May 9, 2016 • By Softball Excellence

The Pitcher's Magic Inch
By: Cindy Bristow

Provided by: Softball Excellence

We all know pitching can seem super complicated to understand and super frustrating to do. Read on to uncover how a simple inch can make all the difference for your pitcher!

1 inch sure doesn't seem like much, especially when compared to the role that pitching plays in a softball game, so check out why an inch can really help your pitcher.

I work with pitchers every single day. I was a pitcher myself and I hold an annual Pitching Summit for college pitching coaches. I tell you all this because I know how unbelievably complicated we have made pitching. We, those of us watching a pitcher try to throw strikes, are packed full of phrases we've heard others say, or watched on some YouTube video, or even heard one of our own coaches tell us at some point in our past.

But words don't make pitchers better. Adjustments, resilience and tenacity do. Making things more complicated by telling a pitcher to think about practically every possible body part doesn't help at all. We all mean well when we repeat things we've heard others say but in the current climate of over-instructing, pitchers need less, not more. And they need to prioritize those few critical bits of information they do have.

Which brings me to the importance of 1 inch. Too often pitching instruction starts at the beginning of the motion - we drone on and on about how to stand on the rubber, how to start, how to get open, how to land, how to ... you get the idea. That's a LOT of info and we haven't even gotten to the most important part of the pitch yet - the Release!

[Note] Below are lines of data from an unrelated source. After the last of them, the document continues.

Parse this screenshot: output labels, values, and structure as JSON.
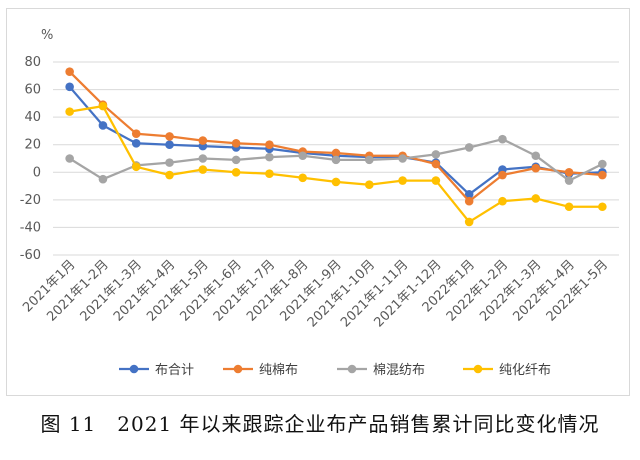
{
  "caption": "图 11　2021 年以来跟踪企业布产品销售累计同比变化情况",
  "chart_data": {
    "type": "line",
    "unit_label": "%",
    "categories": [
      "2021年1月",
      "2021年1-2月",
      "2021年1-3月",
      "2021年1-4月",
      "2021年1-5月",
      "2021年1-6月",
      "2021年1-7月",
      "2021年1-8月",
      "2021年1-9月",
      "2021年1-10月",
      "2021年1-11月",
      "2021年1-12月",
      "2022年1月",
      "2022年1-2月",
      "2022年1-3月",
      "2022年1-4月",
      "2022年1-5月"
    ],
    "ylim": [
      -60,
      80
    ],
    "yticks": [
      -60,
      -40,
      -20,
      0,
      20,
      40,
      60,
      80
    ],
    "grid": true,
    "legend_position": "bottom",
    "series": [
      {
        "name": "布合计",
        "color": "#4472C4",
        "values": [
          62,
          34,
          21,
          20,
          19,
          18,
          17,
          14,
          12,
          11,
          11,
          7,
          -16,
          2,
          4,
          -1,
          0
        ]
      },
      {
        "name": "纯棉布",
        "color": "#ED7D31",
        "values": [
          73,
          49,
          28,
          26,
          23,
          21,
          20,
          15,
          14,
          12,
          12,
          6,
          -21,
          -2,
          3,
          0,
          -2
        ]
      },
      {
        "name": "棉混纺布",
        "color": "#A5A5A5",
        "values": [
          10,
          -5,
          5,
          7,
          10,
          9,
          11,
          12,
          9,
          9,
          10,
          13,
          18,
          24,
          12,
          -6,
          6
        ]
      },
      {
        "name": "纯化纤布",
        "color": "#FFC000",
        "values": [
          44,
          48,
          4,
          -2,
          2,
          0,
          -1,
          -4,
          -7,
          -9,
          -6,
          -6,
          -36,
          -21,
          -19,
          -25,
          -25
        ]
      }
    ]
  }
}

Sure, on a perfect day all that stuff might be important to a pitcher, but she can botch up the beginning and NAIL the release - and she nails the pitch. But, if she NAILS the beginning and botches up the release, well her days are numbered.

That's why I love to start instruction at the release point and work backwards. The MOST IMPORTANT body part on any pitcher at any level is her Hand! Why - because it is the ONLY body part that ever touches the Ball. Her entire job is to pitch and dominate the ball! So by definition, if the Ball is Super important then the only body part touching it also becomes Super important!

1

Now back to the 1 inch part. When we look at a hand, we can complicate that view by looking at all the fingers, or the different lines on the hand, or how big or small it is. But none of those things impact the ball the way the last 1 inch of a pitcher's fingers do! This last 1 inch -sometimes referred to as the pads are pretty remarkable things.

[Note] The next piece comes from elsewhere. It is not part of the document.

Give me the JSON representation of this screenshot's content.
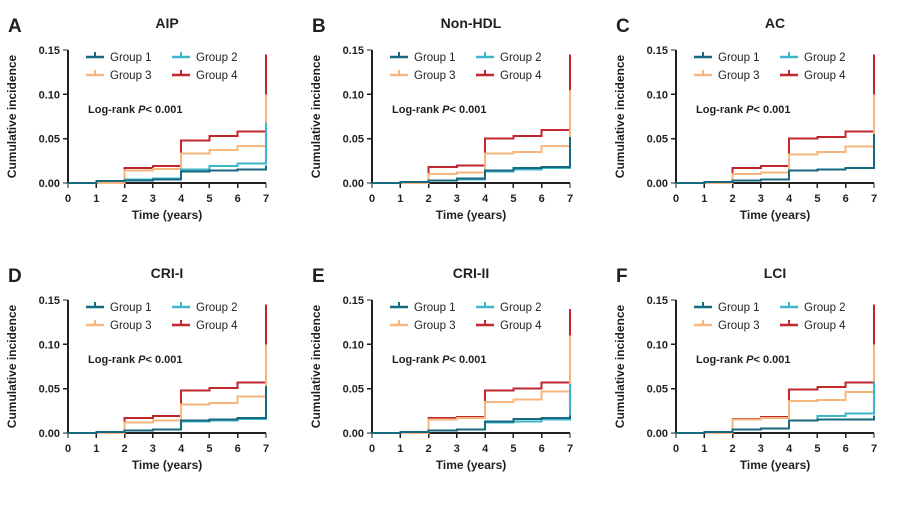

The last 1 inch of your fingers, which is just past the last joint on each finger, packs a pretty amazing punch:

• It's the most sensitive part of your fingers

• It's where the strength of your hand turns into your grip

• It's what sets you apart from every other human on the planet by way of your fingerprint.

• And, in the case of pitching - it's where all of the speed and power and movement that your body generated up to that point - that's all transmitted to the ball through the last 1 inch of your pitcher's fingers.

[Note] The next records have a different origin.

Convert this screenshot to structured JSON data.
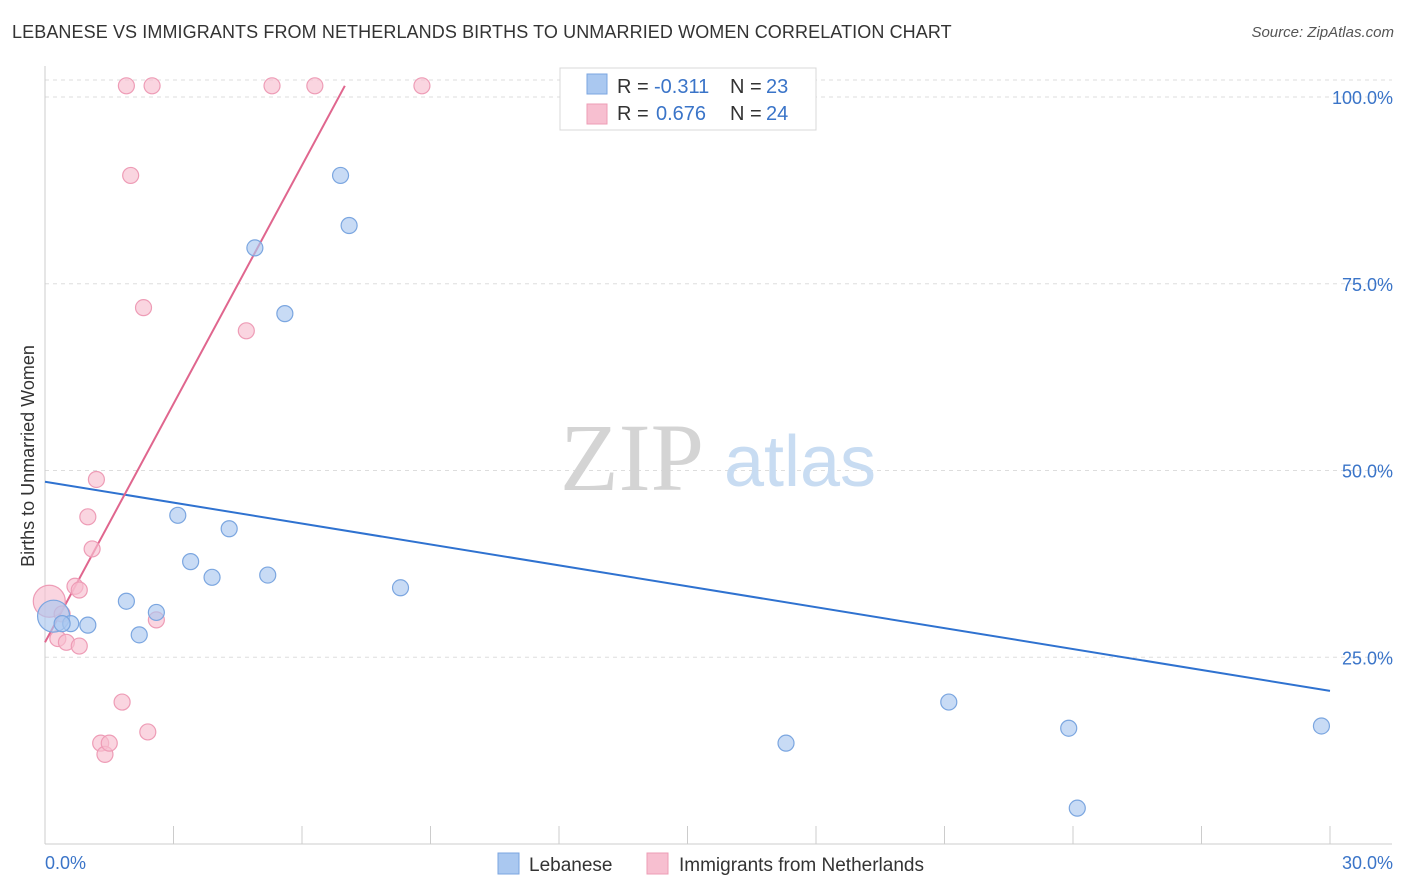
{
  "title": "LEBANESE VS IMMIGRANTS FROM NETHERLANDS BIRTHS TO UNMARRIED WOMEN CORRELATION CHART",
  "source": "Source: ZipAtlas.com",
  "watermark": {
    "zip": "ZIP",
    "atlas": "atlas"
  },
  "colors": {
    "blue_fill": "#aac8f0",
    "blue_stroke": "#7ba6e0",
    "blue_line": "#2f72d0",
    "pink_fill": "#f7bfd0",
    "pink_stroke": "#ee9cb6",
    "pink_line": "#e0668e",
    "tick_label": "#3a74c8",
    "grid": "#dddddd"
  },
  "legend": {
    "rows": [
      {
        "r_label": "R =",
        "r_value": "-0.311",
        "n_label": "N =",
        "n_value": "23"
      },
      {
        "r_label": "R =",
        "r_value": "0.676",
        "n_label": "N =",
        "n_value": "24"
      }
    ]
  },
  "chart_data": {
    "type": "scatter",
    "title": "LEBANESE VS IMMIGRANTS FROM NETHERLANDS BIRTHS TO UNMARRIED WOMEN CORRELATION CHART",
    "xlabel": "",
    "ylabel": "Births to Unmarried Women",
    "xlim": [
      0,
      30
    ],
    "ylim": [
      0,
      100
    ],
    "x_tick_labels": [
      "0.0%",
      "30.0%"
    ],
    "y_ticks": [
      25,
      50,
      75,
      100
    ],
    "y_tick_labels": [
      "25.0%",
      "50.0%",
      "75.0%",
      "100.0%"
    ],
    "grid": true,
    "legend_position": "top-center",
    "series": [
      {
        "name": "Lebanese",
        "color": "#aac8f0",
        "points": [
          {
            "x": 0.2,
            "y": 30.5,
            "big": true
          },
          {
            "x": 0.6,
            "y": 29.5
          },
          {
            "x": 1.0,
            "y": 29.3
          },
          {
            "x": 1.9,
            "y": 32.5
          },
          {
            "x": 2.2,
            "y": 28.0
          },
          {
            "x": 2.6,
            "y": 31.0
          },
          {
            "x": 3.1,
            "y": 44.0
          },
          {
            "x": 3.4,
            "y": 37.8
          },
          {
            "x": 3.9,
            "y": 35.7
          },
          {
            "x": 4.3,
            "y": 42.2
          },
          {
            "x": 4.9,
            "y": 79.8
          },
          {
            "x": 5.2,
            "y": 36.0
          },
          {
            "x": 5.6,
            "y": 71.0
          },
          {
            "x": 6.9,
            "y": 89.5
          },
          {
            "x": 7.1,
            "y": 82.8
          },
          {
            "x": 8.3,
            "y": 34.3
          },
          {
            "x": 12.7,
            "y": 100.2
          },
          {
            "x": 17.3,
            "y": 13.5
          },
          {
            "x": 21.1,
            "y": 19.0
          },
          {
            "x": 23.9,
            "y": 15.5
          },
          {
            "x": 24.1,
            "y": 4.8
          },
          {
            "x": 29.8,
            "y": 15.8
          },
          {
            "x": 0.4,
            "y": 29.5
          }
        ],
        "trend": {
          "x": [
            0,
            30
          ],
          "y": [
            48.5,
            20.5
          ]
        }
      },
      {
        "name": "Immigrants from Netherlands",
        "color": "#f7bfd0",
        "points": [
          {
            "x": 0.1,
            "y": 32.5,
            "big": true
          },
          {
            "x": 0.3,
            "y": 27.5
          },
          {
            "x": 0.4,
            "y": 30.8
          },
          {
            "x": 0.5,
            "y": 27.0
          },
          {
            "x": 0.7,
            "y": 34.5
          },
          {
            "x": 0.8,
            "y": 34.0
          },
          {
            "x": 0.8,
            "y": 26.5
          },
          {
            "x": 1.0,
            "y": 43.8
          },
          {
            "x": 1.1,
            "y": 39.5
          },
          {
            "x": 1.2,
            "y": 48.8
          },
          {
            "x": 1.3,
            "y": 13.5
          },
          {
            "x": 1.4,
            "y": 12.0
          },
          {
            "x": 1.5,
            "y": 13.5
          },
          {
            "x": 1.8,
            "y": 19.0
          },
          {
            "x": 1.9,
            "y": 101.5
          },
          {
            "x": 2.0,
            "y": 89.5
          },
          {
            "x": 2.3,
            "y": 71.8
          },
          {
            "x": 2.4,
            "y": 15.0
          },
          {
            "x": 2.5,
            "y": 101.5
          },
          {
            "x": 2.6,
            "y": 30.0
          },
          {
            "x": 4.7,
            "y": 68.7
          },
          {
            "x": 5.3,
            "y": 101.5
          },
          {
            "x": 6.3,
            "y": 101.5
          },
          {
            "x": 8.8,
            "y": 101.5
          }
        ],
        "trend": {
          "x": [
            0,
            7.0
          ],
          "y": [
            27.0,
            101.5
          ]
        }
      }
    ]
  }
}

Pretty incredible stuff when you think about it that way! If your pitcher can learn to dominate the amount of pressure she applies to the ball through the last 1 inch of each of her fingers then she stands a far greater chance of transferring her body's energy onto the ball. If she wants the ball to change directions then she'll need to apply directional force and pressure through this same 1 inch.

1

Am I over-simplifying things just a bit - I sure hope so!! I believe that the simpler things sound the more possible they seem, and the more likely they'll be to remembered. There's nothing wrong with being simple just as there's nothing smart about being complicated. Use your words to transmit feelings to your players and to create understanding. Simplifying things helps players stay calm under pressure, remember things in a crisis and most of all - it helps their brain give better instructions to their body parts.

Help your pitchers dominate the last 1 inch of their fingers and watch your pitchers start to dominate the ball, and the game!